Despite the promise of the digital age and its reduction of the marginal cost of sharing learning and research materials, we still live in a world in which there is acute inequality in access to resources for teaching, learning and research. Too often the barrier to fully utilizing learning and research materials is based in a restrictive copyright system. Learning and research materials that are lawful in one country may be restricted in another – making the goal of universal access to a common set of learning tools practically impossible. Human rights obligations and sustainable development goals bind governments to act in response. One means for such action would be to put in place a new element of the international legal system in the form of a set of binding norms that require all countries to make research and learning materials available for use by all, whenever such use is in accord with the time-tested copyright principle of “fair practice.”

Today, we release a treaty proposal to take another step toward this goal – The Civil Society Proposed Treaty on Copyright Exceptions for Educational and Research Activities.

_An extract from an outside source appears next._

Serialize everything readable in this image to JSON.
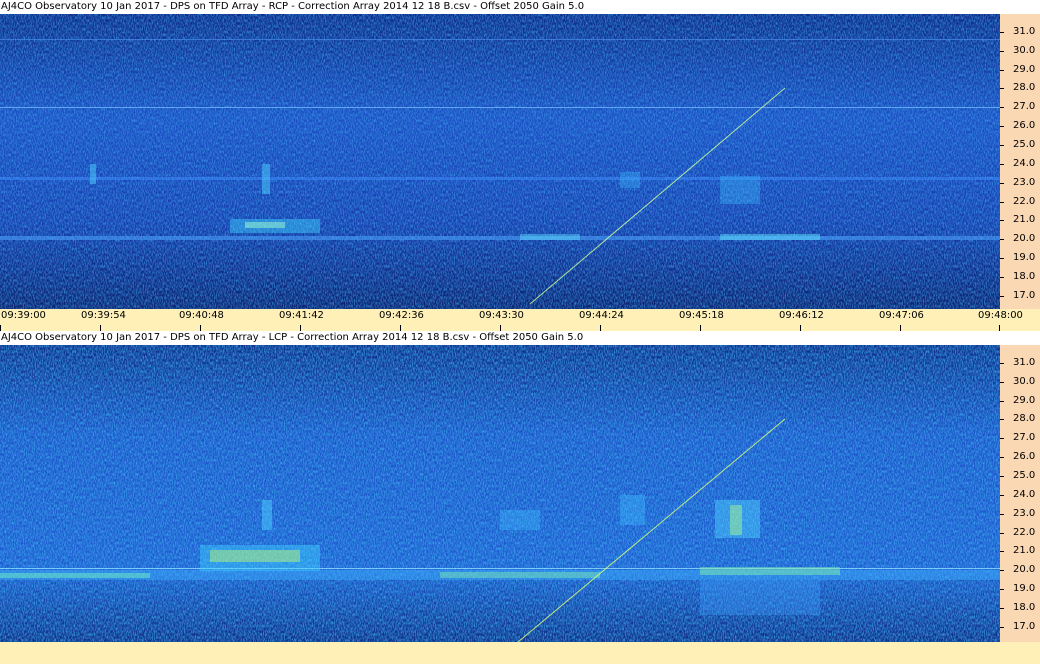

The treaty has been endorsed by 15 civil society and research organizations at the Global Congress on Intellectual Property and the Public Interest.  It is open to additional endorsements at https://form.jotform.com/pijip/endorse-TERA

The core of the treaty requires that all copyright laws contain rights to use materials for educational or research purposes compatible with fair practice, including:

  • making copies in the course of teaching, learning, and research;
  • performing or communicating works in an educational context;
  • making quotations;
  • using images, short works and excerpts of longer works;
  • translating materials;
  • using materials for which the right holder cannot reasonably be identified or located, or for which there is no longer a commercial exploitation;
  • making and providing accessible format copies of materials to people with disabilities;
  • importing lawfully made copies of materials;
  • to use works for computational or other research uses that do not themselves express or communicate the work to the public, including indexing and text and data-mining.

The Treaty would further require that all rights to use educational or research materials be protected from contractual provisions or technological protection measures, and that good faith users of works for educational or research purposes be protected from claims for damages and criminal liability.